前言
我们前面两篇分析了CarAudioZone相关的声音以及音频焦点,基本控制流就差不多了,今天继续看下关于CarAudioZone相关的数据流。
正文
数据流这块与CarAudioZone的关系是什么呢,数据流底层是一个bus的概念,那么什么是bus,是谷歌专为car弄得一套devices(这里的device概念是framework层的),即AUDIO_DEVICE_OUT_BUS。它和普通的device有什么区别呢,我们知道device的加载时通过audiopolicy来初始化的,在AudioPolicyService启动后会通过AudioPolicyManager来load audio_policy_configuration.xml,而在audio_policy_configuration.xml里定义了framework层所有的device。普通的device的type一定是不同的比如AUDIO_DEVICE_OUT_EARPIECE或者AUDIO_DEVICE_OUT_WIRED_HEADSET等,而使用bus的方式所有的device的type必须都是AUDIO_DEVICE_OUT_BUS,而且他们的address一定不为空,并且daddress的命名规则必须是busx_xxx或者bus00x_xxx,其中bus后面跟着的x必须是int,也就是这样bus1_xxx或者bus001_xxx.那么为什么这么命名呢,就进入了今天的正题。
CarAudioService的启动过程这里就不多说了,启动后加载了init,在init中通过AudioManager的getDevices(AudioManager.GET_DEVICES_OUTPUTS)获取了所有的用于输出的device,然后把这些device中type是BUS的过滤出来,所以说想使用bus的这套逻辑首先type必须是AUDIO_DEVICE_OUT_BUS。拿到这些type是AUDIO_DEVICE_OUT_BUS的device后重新构建了CarAudioDeviceInfo。然后便进入了setupDynamicRouting,从这个方法名称也可以看出设置动态路由,在setupDynamicRouting中我们之前的两篇分析了Volume和AudioFocus部分。但其中夹杂了两行代码
// Setup dynamic routing rules by usage
final CarAudioDynamicRouting dynamicRouting = new CarAudioDynamicRouting(mCarAudioZones);
dynamicRouting.setupAudioDynamicRouting(builder);
我们进入CarAudioDynamicRouting看看
CarAudioDynamicRouting(CarAudioZone[] carAudioZones) {
mCarAudioZones = carAudioZones;
}
构造方法不说了,继续看下dynamicRouting.setupAudioDynamicRouting(builder)

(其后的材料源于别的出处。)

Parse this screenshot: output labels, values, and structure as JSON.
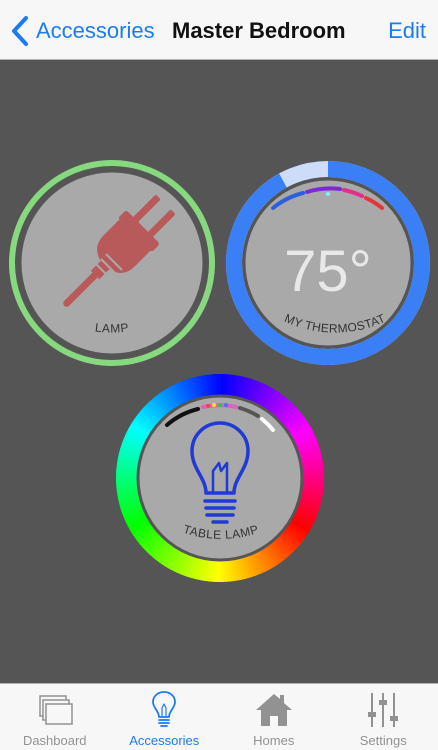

void setupAudioDynamicRouting(AudioPolicy.Builder builder) {
for (CarAudioZone zone : mCarAudioZones) {
for (CarVolumeGroup group : zone.getVolumeGroups()) {
setupAudioDynamicRoutingForGroup(group, builder);
}
}
}
两个for循环,外层是mCarAudioZones即我们传入的mCarAudioZones的循环,我们继续看内层循环,我们还记得在分析Android10.0CarAudioZone(一)的时候说过CarVolumeGroup,每个CarAudioZone中包含多个CarVolumeGroup,这里拿出每一个CarVolumeGroup,和builder(audiopolicy的bulider)传递给setupAudioDynamicRoutingForGroup(个人吐槽下觉得这个写的还有优化的空间)
private void setupAudioDynamicRoutingForGroup(CarVolumeGroup group,
AudioPolicy.Builder builder) {
// Note that one can not register audio mix for same bus more than once.

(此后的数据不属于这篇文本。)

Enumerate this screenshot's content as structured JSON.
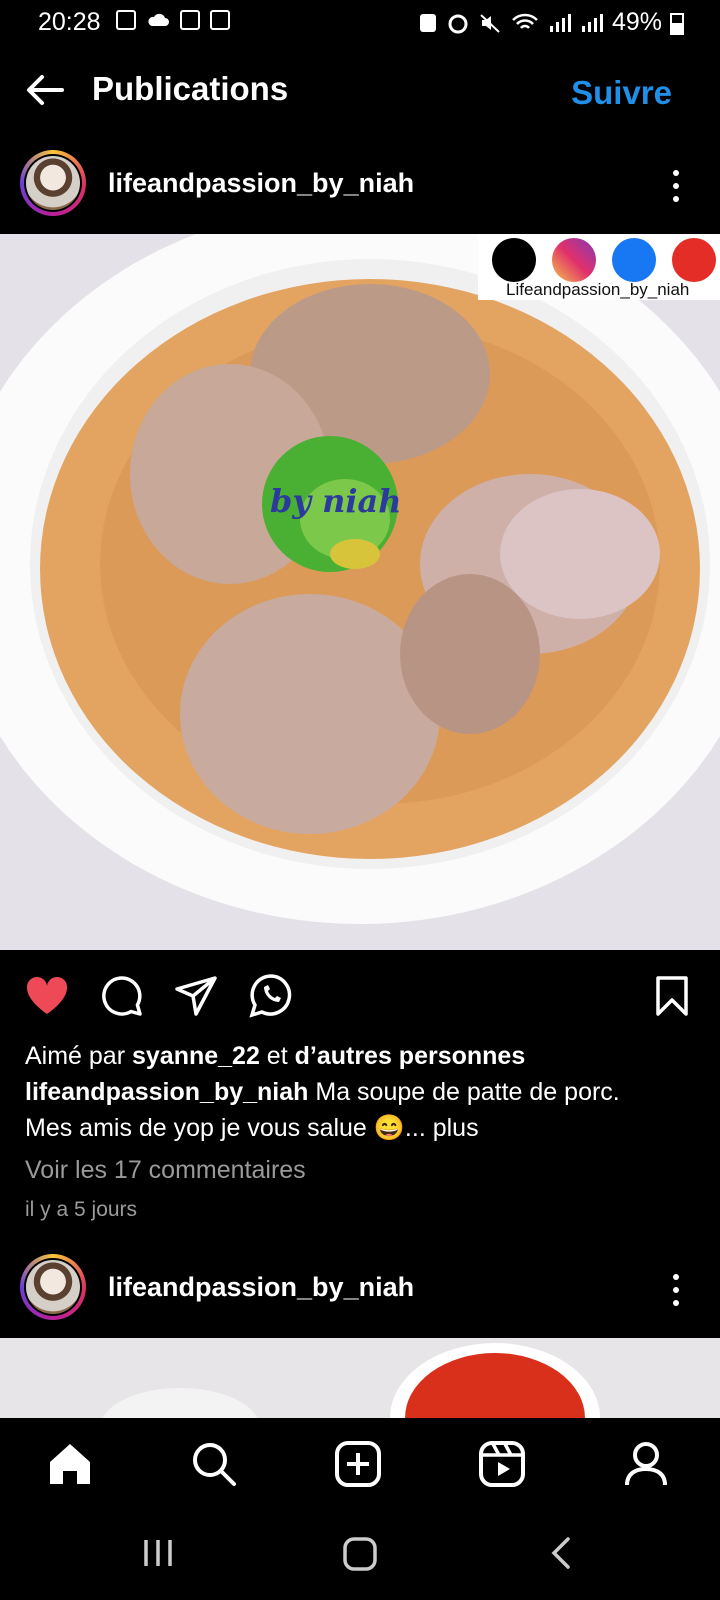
{
  "status_bar": {
    "time": "20:28",
    "battery": "49%"
  },
  "header": {
    "title": "Publications",
    "follow_label": "Suivre"
  },
  "post": {
    "username": "lifeandpassion_by_niah",
    "watermark_handle": "Lifeandpassion_by_niah",
    "watermark_logo": "by niah",
    "liked_by_prefix": "Aimé par ",
    "liked_by_user": "syanne_22",
    "liked_by_mid": " et ",
    "liked_by_others": "d’autres personnes",
    "caption_user": "lifeandpassion_by_niah",
    "caption_text_1": " Ma soupe de patte de porc.",
    "caption_text_2": "Mes amis de yop je vous salue 😄",
    "caption_more": "... plus",
    "view_comments": "Voir les 17 commentaires",
    "timestamp": "il y a 5 jours"
  },
  "next_post": {
    "username": "lifeandpassion_by_niah"
  },
  "colors": {
    "accent": "#1f8fe8",
    "like": "#ed4956",
    "background": "#000000"
  },
  "icons": [
    "back-arrow-icon",
    "heart-icon",
    "comment-icon",
    "share-icon",
    "whatsapp-icon",
    "bookmark-icon",
    "home-icon",
    "search-icon",
    "create-icon",
    "reels-icon",
    "profile-icon"
  ]
}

for (int busNumber : group.getBusNumbers()) {
boolean hasContext = false;
CarAudioDeviceInfo info = group.getCarAudioDeviceInfoForBus(busNumber);
AudioFormat mixFormat = new AudioFormat.Builder()
.setSampleRate(info.getSampleRate())
.setEncoding(info.getEncodingFormat())
.setChannelMask(info.getChannelCount())
.build();
AudioMixingRule.Builder mixingRuleBuilder = new AudioMixingRule.Builder();
for (int contextNumber : group.getContextsForBus(busNumber)) {
hasContext = true;
int[] usages = getUsagesForContext(contextNumber);
for (int usage : usages) {
mixingRuleBuilder.addRule(
new AudioAttributes.Builder().setUsage(usage).build(),
AudioMixingRule.RULE_MATCH_ATTRIBUTE_USAGE);
}
Log.d(CarLog.TAG_AUDIO, "Bus number: " + busNumber
+ " contextNumber: " + contextNumber
+ " sampleRate: " + info.getSampleRate()
+ " channels: " + info.getChannelCount()
+ " usages: " + Arrays.toString(usages));
}
if (hasContext) {
// It's a valid case that an audio output bus is defined in
// audio_policy_configuration and no context is assigned to it.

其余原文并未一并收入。